As mentioned, I'm a semi-retired lawyer interested in administrative, municipal and ethics law. I've been interested in government ethics law for over 30 years. I've worked in various capacities, including as a general counsel to a provincial ombudsperson and a municipal integrity commissioner for several municipalities. I've also appeared on policy panels for one federal and two municipal commissions of inquiry regarding ethics matters. I've written a certain amount of stuff on this topic.
I've also had, and I mention this tangentially, a very extended period, over the last many years, as a caregiver. There are many elements of care, of course—compassion, love, dedication. One aspect I'd like to mention is respect. Interestingly, the idea of respect permeates much of ethical discussion and practice. Professor Greene indicated in his presentation to this committee that the ethic of mutual respect is foundational to democracy. Through respect, we hear the concerns of others, listen to their arguments, understand their interests and arrive at equitable and fair solutions.
Government ethics have established rules that help and guide us in respecting our polity and need for fair, unbiased and publicly responsible decision-making. The Conflict of Interest Act is one such set of rules. I can't articulate all that this act does, but I would like to mention a few issues, some very broadly, for the rest of my few minutes.

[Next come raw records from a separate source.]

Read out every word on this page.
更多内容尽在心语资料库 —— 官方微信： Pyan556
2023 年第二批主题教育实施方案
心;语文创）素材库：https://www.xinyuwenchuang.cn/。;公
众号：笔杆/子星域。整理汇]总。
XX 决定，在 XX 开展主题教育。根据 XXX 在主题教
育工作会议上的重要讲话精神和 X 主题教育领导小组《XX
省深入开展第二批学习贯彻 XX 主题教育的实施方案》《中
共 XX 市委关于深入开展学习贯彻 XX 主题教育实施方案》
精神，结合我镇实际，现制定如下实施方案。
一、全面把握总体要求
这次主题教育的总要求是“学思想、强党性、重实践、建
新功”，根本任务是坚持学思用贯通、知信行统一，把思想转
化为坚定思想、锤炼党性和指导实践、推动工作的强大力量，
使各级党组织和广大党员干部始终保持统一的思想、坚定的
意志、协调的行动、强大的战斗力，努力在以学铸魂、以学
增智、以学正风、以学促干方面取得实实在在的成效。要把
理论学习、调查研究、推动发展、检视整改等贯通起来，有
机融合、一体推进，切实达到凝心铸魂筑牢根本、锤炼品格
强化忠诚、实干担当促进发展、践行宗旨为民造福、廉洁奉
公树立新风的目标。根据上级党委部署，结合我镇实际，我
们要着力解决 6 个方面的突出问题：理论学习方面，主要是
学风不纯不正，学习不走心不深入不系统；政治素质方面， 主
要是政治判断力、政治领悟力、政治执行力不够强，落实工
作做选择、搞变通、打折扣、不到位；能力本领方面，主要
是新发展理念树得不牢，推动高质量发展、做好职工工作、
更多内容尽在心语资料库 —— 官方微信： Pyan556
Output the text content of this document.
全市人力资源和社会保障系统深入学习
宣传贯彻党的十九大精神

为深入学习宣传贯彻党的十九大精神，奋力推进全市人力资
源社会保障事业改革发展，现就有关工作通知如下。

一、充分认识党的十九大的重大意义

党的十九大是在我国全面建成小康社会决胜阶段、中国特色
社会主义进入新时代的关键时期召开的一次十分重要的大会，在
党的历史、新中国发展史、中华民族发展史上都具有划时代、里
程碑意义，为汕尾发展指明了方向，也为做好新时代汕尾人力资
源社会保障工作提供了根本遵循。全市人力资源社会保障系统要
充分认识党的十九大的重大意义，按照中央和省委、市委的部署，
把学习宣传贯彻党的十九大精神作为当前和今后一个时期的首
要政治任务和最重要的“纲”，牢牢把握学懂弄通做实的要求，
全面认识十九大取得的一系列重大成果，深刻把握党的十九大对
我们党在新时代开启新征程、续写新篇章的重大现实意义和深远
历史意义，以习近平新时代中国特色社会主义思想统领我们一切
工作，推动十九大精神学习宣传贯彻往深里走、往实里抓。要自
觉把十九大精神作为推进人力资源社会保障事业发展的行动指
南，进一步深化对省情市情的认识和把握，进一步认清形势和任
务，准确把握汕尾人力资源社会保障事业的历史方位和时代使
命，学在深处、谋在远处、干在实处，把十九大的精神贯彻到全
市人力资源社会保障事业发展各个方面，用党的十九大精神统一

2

Conceptually, the act changes traditional approaches to conflict of interest in that it treats conflict itself as a problem. The common law view was that conflicts should be disclosed and that the person with a conflict would not participate in decisions respecting matters that could further his or her private interests. Public duty was seen to clash with private interests, but conflict of interest was a precondition, a state of interestedness, that if not disclosed and not subject to withdrawal from participation, could lead to corruption or biased decision-making. Conflict of interest is not corruption, and they should not be seen as the same. One is a possible precondition to the other.
Private interests are important. Traditionally, the common law, and then the first regulation of conflicts, focused on monetary and pecuniary interests. This is not because financial interests, however described, are the most important interests, but because they are the most easily quantifiable in ostensibly objective terms. Emotional or psychological and relational interests, though, are powerful and important and can affect decision-making.
I have several other points, but I'm just going to mention appearances. Appearances can be important too. Apparent conflict of interest is different from reasonable apprehension of bias. I've used, in my little description here, a definition from the B.C. Members' Conflict of Interest Act. It says an apparent conflict occurs “if there is a reasonable perception, which a reasonably well informed person could properly have, that the member's ability to exercise an official power or perform an official duty or function must have been affected by the member's private interest.” There has to be an objective interest at stake, not merely a sense that there must be some interest.
There are numerous rules. I know the issue of divestment comes up, so I expect it will, and similarly the conflict screens, so I'll just leave it at that.